Strains F2-382, NIHS-28, F2365, and SLCC2378, which were clustered into the smallest clade in recombination analysis, were evaluated by single nucleotide polymorphism (SNP) analysis. Strains F2-382 and NIHS-28 were barely affected by the subculture, because they had been stored at the freezing temperature. Using strain F2365 as a reference, 424 SNPs were identified in strain F2-382, 317 SNPs in NIHS-28, and 106 SNPs in SLCC2378 (Figure 5). However, when comparing strains F2-382 and NIHS-28, only 48 SNPs were found at the same loci with the same polymorphism. Thus, most of the SNPs were unique to one of the two strains. The numbers of unique SNPs in strains F2-382 and NIHS-28 were 366 and 263, respectively, in contrast to 58 in the SLCC2378 strain. Thus, strains F2-382 and NIHS-28 have unique sequences, whereas strains F2365 and SLCC2378 have very similar sequences.

Figure 5
figure 5

The number of SNPs in each strain compared to strain F2365. The numbers under each strain name indicate the number of SNPs in the strain. The numbers in the overlap region indicate the number of SNPs with the same polymorphism at the same locus between strains.

Discussion

Differences in genome structure

We examined the differences between the draft genome sequences of strains showing similar genome subtyping results by using NGS technology. The backbone of the genome (e.g., GC content, number of rRNAs or tRNAs) is known to be similar among the different strains of L. monocytogenes regardless of the serotype and lineage, with the exception of a partial mutation by gene deletion and/or transfer [19],[29]. Strains F2-382 and NIHS-28 also showed more similar genomic structure in the set of large genome sequences based on alignment with strain F2365, compared to the other strains. Furthermore, fewer gaps were observed between strains F2-382 and NIHS-28 compared to strain F2365. Thus, it appears that these two strains, which were shown to be closely related by genome subtyping analysis, are more similar to each other than they are to other strains in the genomic structure that is formed by insertion and deletion, not just in the genomic backbone of GC content.

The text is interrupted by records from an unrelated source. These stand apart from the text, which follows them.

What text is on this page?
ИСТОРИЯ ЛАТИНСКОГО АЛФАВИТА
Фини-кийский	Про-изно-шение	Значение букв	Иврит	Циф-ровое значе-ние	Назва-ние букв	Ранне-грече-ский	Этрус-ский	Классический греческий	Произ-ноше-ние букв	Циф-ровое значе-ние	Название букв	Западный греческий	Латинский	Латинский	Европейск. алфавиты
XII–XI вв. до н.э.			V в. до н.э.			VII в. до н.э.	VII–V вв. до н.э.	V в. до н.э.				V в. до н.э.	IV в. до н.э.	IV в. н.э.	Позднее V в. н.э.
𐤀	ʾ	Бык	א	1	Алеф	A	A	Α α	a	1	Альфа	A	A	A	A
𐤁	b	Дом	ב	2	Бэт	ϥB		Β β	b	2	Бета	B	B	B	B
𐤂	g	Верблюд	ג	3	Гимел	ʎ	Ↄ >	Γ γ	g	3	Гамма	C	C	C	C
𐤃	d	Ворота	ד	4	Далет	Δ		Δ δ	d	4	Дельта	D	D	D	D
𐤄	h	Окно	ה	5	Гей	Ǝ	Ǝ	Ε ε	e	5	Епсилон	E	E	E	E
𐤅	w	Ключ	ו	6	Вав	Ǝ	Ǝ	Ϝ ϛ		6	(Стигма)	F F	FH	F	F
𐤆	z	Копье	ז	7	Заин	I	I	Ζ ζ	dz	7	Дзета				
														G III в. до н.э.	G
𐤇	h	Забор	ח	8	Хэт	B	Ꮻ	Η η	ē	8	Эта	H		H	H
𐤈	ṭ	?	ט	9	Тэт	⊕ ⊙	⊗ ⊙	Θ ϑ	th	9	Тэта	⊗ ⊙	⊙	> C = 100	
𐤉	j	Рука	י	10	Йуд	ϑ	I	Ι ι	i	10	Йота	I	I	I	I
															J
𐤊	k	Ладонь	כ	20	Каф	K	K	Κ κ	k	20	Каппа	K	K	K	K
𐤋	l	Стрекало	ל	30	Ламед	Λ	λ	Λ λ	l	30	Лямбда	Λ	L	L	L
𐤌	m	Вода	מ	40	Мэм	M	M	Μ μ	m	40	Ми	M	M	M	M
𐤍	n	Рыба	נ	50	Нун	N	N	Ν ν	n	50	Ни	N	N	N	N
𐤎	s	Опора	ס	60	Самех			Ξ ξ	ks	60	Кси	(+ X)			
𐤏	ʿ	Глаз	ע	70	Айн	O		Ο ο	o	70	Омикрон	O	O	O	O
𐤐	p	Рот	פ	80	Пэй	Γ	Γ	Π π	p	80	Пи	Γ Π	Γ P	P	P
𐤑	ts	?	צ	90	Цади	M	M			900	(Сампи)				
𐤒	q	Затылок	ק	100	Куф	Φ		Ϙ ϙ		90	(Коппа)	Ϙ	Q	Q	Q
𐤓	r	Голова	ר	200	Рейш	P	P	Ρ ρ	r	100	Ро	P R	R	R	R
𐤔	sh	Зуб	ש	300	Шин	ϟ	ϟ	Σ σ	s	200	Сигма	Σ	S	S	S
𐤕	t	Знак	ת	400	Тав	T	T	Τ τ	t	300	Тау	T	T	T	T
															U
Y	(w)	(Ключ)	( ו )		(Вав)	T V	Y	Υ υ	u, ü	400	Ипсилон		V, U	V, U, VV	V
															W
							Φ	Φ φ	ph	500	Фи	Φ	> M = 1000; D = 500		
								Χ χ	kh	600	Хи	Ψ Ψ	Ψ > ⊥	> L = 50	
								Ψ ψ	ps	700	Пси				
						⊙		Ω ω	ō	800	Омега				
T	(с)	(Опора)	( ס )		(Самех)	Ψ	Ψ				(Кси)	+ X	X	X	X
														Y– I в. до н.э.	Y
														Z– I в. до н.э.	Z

Both F2-382 and NIHS-28 had only a single gap in their genomes (Figure 1; gap 6–7) when we set the minimum gap size as 5 kbp. The smaller gaps could be unreadable regions in the shotgun sequencing or could be generated by misassembly. Annotation of the region containing the gaps indicated that both gaps were derived from a phage infection (Additional file 1 and Additional file 2). Phage infection is a primary type of genome rearrangement that can adapt to a wide range of environments [20],[21],[25],[30]. Interestingly, both prophage regions encode a gene related to sugar phosphorylation (Additional file 1 and Additional file 2; F2382_00310, LmNIHS28_02116). Several paralogs of this type of gene are known to be present in the genome, and play a role in energy production in host cells in the absence of sugar [20],[31]. We can hypothesize that the genes encoded in the prophage region are a result of adaptation, as both F2-382 and NIHS-28 were isolated from epidemic patients.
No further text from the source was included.